Hey readers, it’s been a month since my last post. This post is just gonna be a collection of thoughts so far from the end of 2015 to the present. I warn that it may be boring.
2015 Christmas was pretty uneventful, however New Year’s Eve was made better with a bunch of friends. I’d like to say I’ve grown much since the year before but I guess not. I’ve been kind of stagnant at work, just waiting for income to flow in at the end of each month just so I can prepare to spend more this 2016 – with my braces & since its the year of the 21st birthdays.
One of my New Year Resolutions was to be more spontaneous and to be more courageous. But old habits die hard and it’s tough to change. Hence! I’m gonna couple courage with a little motto that one of my colleagues have said recently.

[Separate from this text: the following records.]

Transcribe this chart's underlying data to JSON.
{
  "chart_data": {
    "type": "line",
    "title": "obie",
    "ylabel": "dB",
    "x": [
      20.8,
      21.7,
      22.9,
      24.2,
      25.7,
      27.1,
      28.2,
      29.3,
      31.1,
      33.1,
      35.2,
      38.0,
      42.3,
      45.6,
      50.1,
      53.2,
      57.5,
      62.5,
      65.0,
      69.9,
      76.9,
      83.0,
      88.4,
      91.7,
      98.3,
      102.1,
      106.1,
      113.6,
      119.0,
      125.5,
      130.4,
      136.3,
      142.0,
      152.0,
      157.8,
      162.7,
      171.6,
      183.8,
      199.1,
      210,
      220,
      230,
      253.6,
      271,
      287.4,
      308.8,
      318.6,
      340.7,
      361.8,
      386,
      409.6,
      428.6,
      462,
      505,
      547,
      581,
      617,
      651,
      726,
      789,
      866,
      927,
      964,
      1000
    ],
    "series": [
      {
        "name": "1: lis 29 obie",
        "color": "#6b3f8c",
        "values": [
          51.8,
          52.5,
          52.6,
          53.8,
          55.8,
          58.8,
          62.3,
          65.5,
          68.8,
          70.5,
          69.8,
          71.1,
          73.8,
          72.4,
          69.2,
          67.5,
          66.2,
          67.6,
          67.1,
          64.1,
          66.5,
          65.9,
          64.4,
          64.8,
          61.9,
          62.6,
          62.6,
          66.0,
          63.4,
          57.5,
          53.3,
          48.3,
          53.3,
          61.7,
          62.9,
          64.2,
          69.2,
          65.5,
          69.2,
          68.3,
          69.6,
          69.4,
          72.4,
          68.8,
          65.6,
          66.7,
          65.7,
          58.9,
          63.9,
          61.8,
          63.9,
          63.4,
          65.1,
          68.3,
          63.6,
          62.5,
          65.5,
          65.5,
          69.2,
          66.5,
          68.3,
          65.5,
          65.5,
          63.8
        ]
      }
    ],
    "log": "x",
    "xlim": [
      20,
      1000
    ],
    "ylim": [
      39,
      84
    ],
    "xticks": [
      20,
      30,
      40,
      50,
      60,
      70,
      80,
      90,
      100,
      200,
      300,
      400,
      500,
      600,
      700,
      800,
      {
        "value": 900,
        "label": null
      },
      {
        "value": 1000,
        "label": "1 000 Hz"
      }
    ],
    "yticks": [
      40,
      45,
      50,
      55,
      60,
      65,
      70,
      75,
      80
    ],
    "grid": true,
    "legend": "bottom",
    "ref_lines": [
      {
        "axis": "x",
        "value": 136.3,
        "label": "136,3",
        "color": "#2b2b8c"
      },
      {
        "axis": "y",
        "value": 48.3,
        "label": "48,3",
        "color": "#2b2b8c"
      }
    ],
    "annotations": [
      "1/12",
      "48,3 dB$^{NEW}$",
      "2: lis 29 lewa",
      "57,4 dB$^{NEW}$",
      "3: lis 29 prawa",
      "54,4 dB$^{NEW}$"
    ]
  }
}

‘There’s always a first for everything.’
And I too believe that humans need mistakes and uncertainty in other to learn and grow. Some of us may be more unfortunate and fall the harsher way, but in optimism, we still gain something better one way or another right?? (Easier said than done but what other way could we go?)
There is something about hitting 21 that I can’t explain. Physically you’re still the same. And after all the celebration, party, receiving many luxurious gifts and people telling you that you’re an adult now, the normal daily routine falls back into place.
However there’s this niggling thought at the back of my mind that I can’t shake away. The want to be more in control of your life. The want to earn an even steadier income, since I’ve been working as a temporary staff for so long. The want to hurry up and start giving money to my parents for a change.
I’ve always wanted to hit 21 quickly when I was younger because I thought that I could gain all the freedom in the world. But I learnt that 21 is just a number, and that trust and respect is earned. You don’t get them just by being ‘an adult’. And I want to thank my parents for teaching me that. Because I’m so blessed and grateful for the amount of trust that they have for me.